Dari jenisnya, aplikasi CRM dapat dibagi menjadi 3 (tiga)
kategori, yaitu masing-masing: Operational CRM, Analytical
CRM, dan Collaborative CRM. Karakteristik dari masing-masing
kategori adalah sebagai berikut:
•
Operational CRM merupakan kumpulan dari aplikasi yang terkait
secara langsung maupun tidak langsung dengan proses transaksional
yang berhubungan dengan pelayanan pada pelanggan. Terdapat
3 (tiga) tipe aplikasi dalam domain ini. Pertama, aplikasi
mobile office yang diinstalasi pada perangkat digital (digital
devices) portable – seperti handphone, personal digital
assistant, notebook, dan lain-lain - yang digunakan oleh
sejumlah salesman atau company agent yang lain untuk melayani
pelanggan.
Kedua, aplikasi front office yang digunakan oleh
salesman, marketing agent, atau customer service sebagai
alat bantu dalam memenuhi kebutuhan pelanggan yang menghubungi
mereka sehari-hari.
Ketiga, aplikasi back office yang merupakan
aplikasi penunjang sejumlah aplikasi utama dalam dua domain
terdahulu.
•
Analytical CRM merupakan kumpulan dari aplikasi yang digunakan
khususnya oleh para pimpinan, manajer, dan supervisor dalam
usahanya mengambil sejumlah keputusan (decision making) penting,
baik yang bersifat strategis maupun operasional. Jantung
dari domain aplikasi ini terletak pada sebuah data warehouse
yang berisi data dan informasi lengkap mengenai seluruh profil
pelanggan beserta rekaman transaksi dan “perilaku”-nya.

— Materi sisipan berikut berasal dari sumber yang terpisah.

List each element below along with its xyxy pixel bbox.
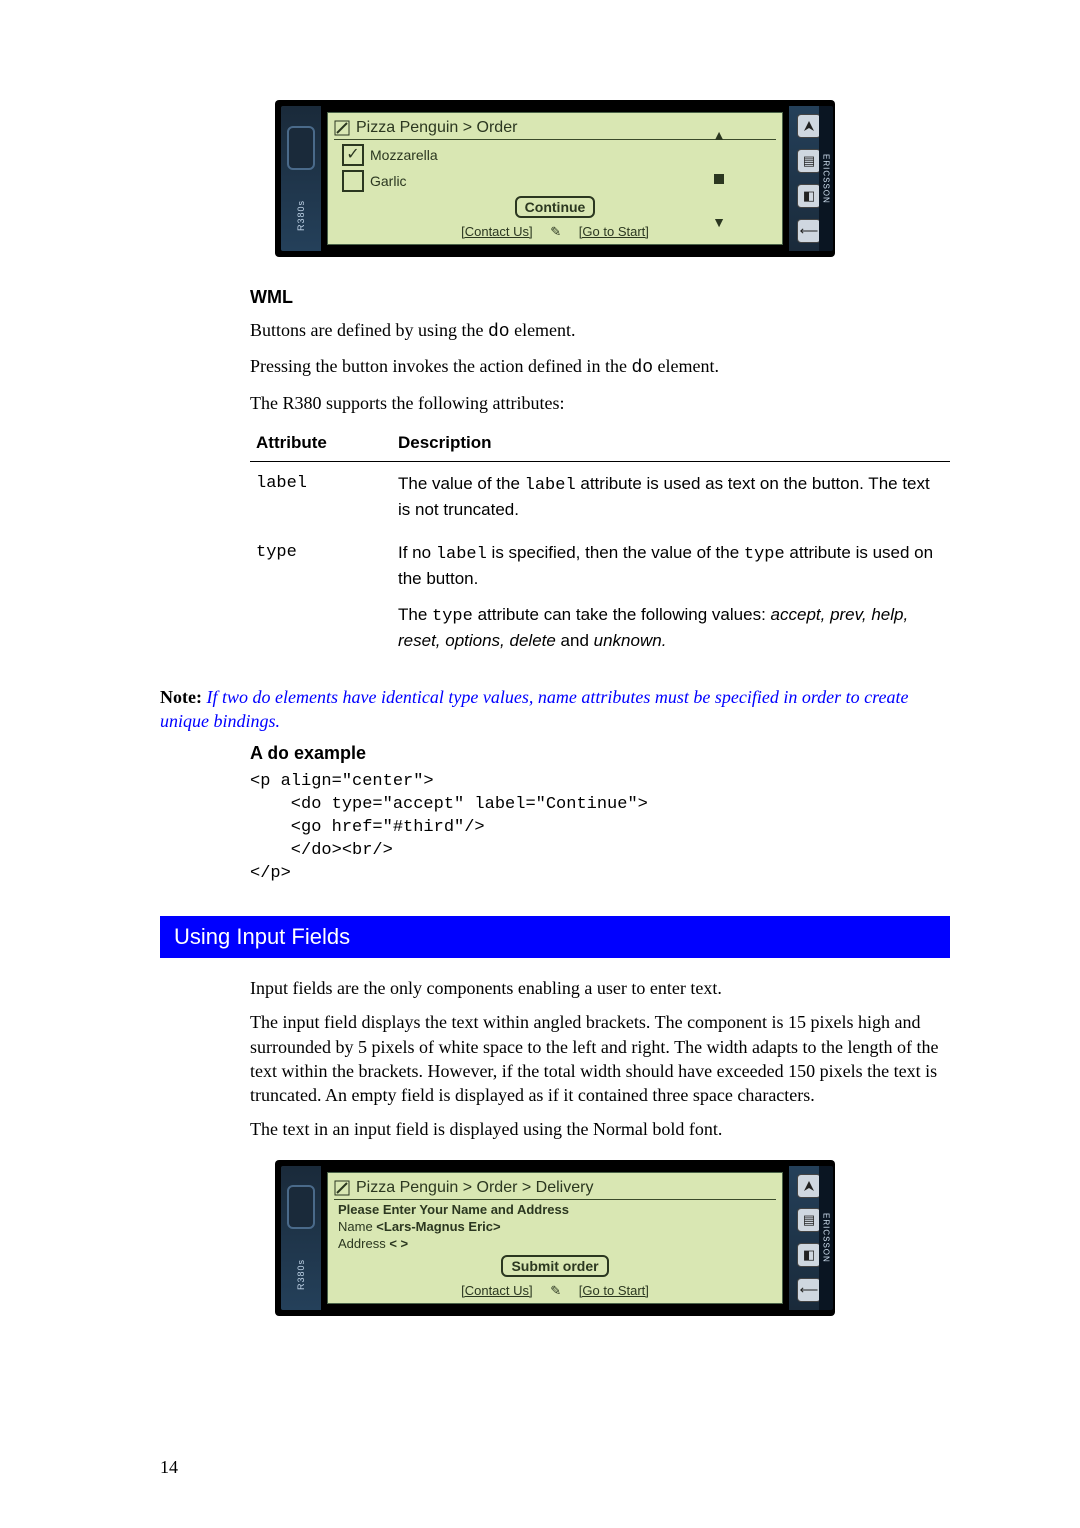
pen-icon: ✎ bbox=[550, 224, 561, 239]
hard-button-menu[interactable]: ▤ bbox=[797, 149, 821, 173]
scroll-down-icon[interactable]: ▼ bbox=[712, 214, 726, 230]
paragraph: The input field displays the text within… bbox=[250, 1010, 950, 1107]
pencil-icon bbox=[334, 120, 350, 136]
paragraph: The text in an input field is displayed … bbox=[250, 1117, 950, 1141]
checkbox-label: Garlic bbox=[370, 173, 407, 189]
name-label: Name bbox=[338, 1219, 376, 1234]
paragraph: Buttons are defined by using the do elem… bbox=[250, 318, 950, 344]
stylus-slot bbox=[287, 1185, 315, 1229]
brand-label: ERICSSON bbox=[819, 106, 833, 251]
attr-desc: If no label is specified, then the value… bbox=[392, 531, 950, 662]
scroll-up-icon[interactable]: ▲ bbox=[712, 127, 726, 143]
table-header-description: Description bbox=[392, 425, 950, 462]
pen-icon: ✎ bbox=[550, 1283, 561, 1298]
name-field-row: Name <Lars-Magnus Eric> bbox=[338, 1219, 776, 1234]
go-to-start-link[interactable]: [Go to Start] bbox=[579, 224, 649, 239]
checkbox-checked-icon[interactable]: ✓ bbox=[342, 144, 364, 166]
attr-name: type bbox=[250, 531, 392, 662]
submit-order-button[interactable]: Submit order bbox=[501, 1255, 608, 1277]
screen-breadcrumb: Pizza Penguin > Order ▲ ▼ bbox=[334, 119, 776, 140]
hard-button-up[interactable] bbox=[797, 1174, 821, 1198]
continue-button[interactable]: Continue bbox=[515, 196, 596, 218]
brand-label: ERICSSON bbox=[819, 1166, 833, 1310]
hard-button-back[interactable]: ⟵ bbox=[797, 1278, 821, 1302]
device-left-bezel: R380s bbox=[281, 106, 321, 251]
stylus-slot bbox=[287, 126, 315, 170]
address-label: Address bbox=[338, 1236, 389, 1251]
name-input[interactable]: <Lars-Magnus Eric> bbox=[376, 1219, 500, 1234]
device-screen: Pizza Penguin > Order > Delivery Please … bbox=[327, 1172, 783, 1304]
go-to-start-link[interactable]: [Go to Start] bbox=[579, 1283, 649, 1298]
table-row: type If no label is specified, then the … bbox=[250, 531, 950, 662]
contact-us-link[interactable]: [Contact Us] bbox=[461, 1283, 533, 1298]
paragraph: Pressing the button invokes the action d… bbox=[250, 354, 950, 380]
device-right-bezel: ▤ ◧ ⟵ ERICSSON bbox=[789, 1166, 829, 1310]
table-header-attribute: Attribute bbox=[250, 425, 392, 462]
address-field-row: Address < > bbox=[338, 1236, 776, 1251]
hard-button-back[interactable]: ⟵ bbox=[797, 219, 821, 243]
device-right-bezel: ▤ ◧ ⟵ ERICSSON bbox=[789, 106, 829, 251]
model-label: R380s bbox=[296, 1259, 306, 1290]
device-screen: Pizza Penguin > Order ▲ ▼ ✓ Mozzarella G… bbox=[327, 112, 783, 245]
heading-wml: WML bbox=[250, 287, 950, 308]
prompt-text: Please Enter Your Name and Address bbox=[338, 1202, 776, 1217]
table-row: label The value of the label attribute i… bbox=[250, 461, 950, 531]
device-screenshot-delivery: R380s Pizza Penguin > Order > Delivery P… bbox=[275, 1160, 835, 1316]
paragraph: The R380 supports the following attribut… bbox=[250, 391, 950, 415]
note-label: Note: bbox=[160, 687, 202, 707]
note-paragraph: Note: If two do elements have identical … bbox=[160, 685, 950, 734]
paragraph: Input fields are the only components ena… bbox=[250, 976, 950, 1000]
code-block: <p align="center"> <do type="accept" lab… bbox=[250, 771, 950, 886]
checkbox-unchecked-icon[interactable] bbox=[342, 170, 364, 192]
pencil-icon bbox=[334, 1180, 350, 1196]
attribute-table: Attribute Description label The value of… bbox=[250, 425, 950, 663]
section-bar-input-fields: Using Input Fields bbox=[160, 916, 950, 958]
scrollbar[interactable]: ▲ ▼ bbox=[710, 127, 728, 230]
hard-button-bookmark[interactable]: ◧ bbox=[797, 184, 821, 208]
hard-button-menu[interactable]: ▤ bbox=[797, 1208, 821, 1232]
attr-desc: The value of the label attribute is used… bbox=[392, 461, 950, 531]
note-text: If two do elements have identical type v… bbox=[160, 687, 908, 731]
device-screenshot-order: R380s Pizza Penguin > Order ▲ ▼ ✓ Mozzar… bbox=[275, 100, 835, 257]
page-number: 14 bbox=[160, 1457, 178, 1478]
model-label: R380s bbox=[296, 200, 306, 231]
screen-title: Pizza Penguin > Order bbox=[356, 119, 517, 137]
screen-breadcrumb: Pizza Penguin > Order > Delivery bbox=[334, 1179, 776, 1200]
hard-button-bookmark[interactable]: ◧ bbox=[797, 1243, 821, 1267]
scroll-thumb[interactable] bbox=[714, 174, 724, 184]
hard-button-up[interactable] bbox=[797, 114, 821, 138]
checkbox-label: Mozzarella bbox=[370, 147, 438, 163]
attr-name: label bbox=[250, 461, 392, 531]
device-left-bezel: R380s bbox=[281, 1166, 321, 1310]
example-heading: A do example bbox=[250, 743, 950, 765]
contact-us-link[interactable]: [Contact Us] bbox=[461, 224, 533, 239]
address-input[interactable]: < > bbox=[389, 1236, 408, 1251]
screen-title: Pizza Penguin > Order > Delivery bbox=[356, 1179, 593, 1197]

Keseluruhan data dan informasi inilah yang akan menjadi dasar
kajian/analisa manajemen terhadap karakteristik pelanggan
yang dimiliki perusahaan, sehingga manajemen dapat mengambil
sejumlah langkah-langkah strategis dalam usahanya memahami
kebutuhan dan menjalin relasi intensif dengan pelanggannya.
•
Collaborative CRM merupakan kumpulan dari aplikasi yang memiliki
fungsi utama untuk membantu manajemen dan karyawan perusahaan
dalam menjalin aktivitas komunikasi, kolaborasi, dan kooperasi
secara efektif dengan para pelanggan perusahaan. Dengan menggunakan
beragam kanal akses (access channels) seperti website, tele
conference, email, chatting, fax, e-receptionist, dan lain-lain
diharapkan akan diperoleh sebuah mekanisme interaksi yang
dapat memuaskan pelanggan karena seluruh kepentingan dan
kebutuhannya dapat dipenuhi oleh perusahaan.•
Apakah Semua Perusahaan Membutuhkan
DRC?
Seberapa
besar manfaat Disaster Recovery Center (DRC) bagi suatu perusahaan?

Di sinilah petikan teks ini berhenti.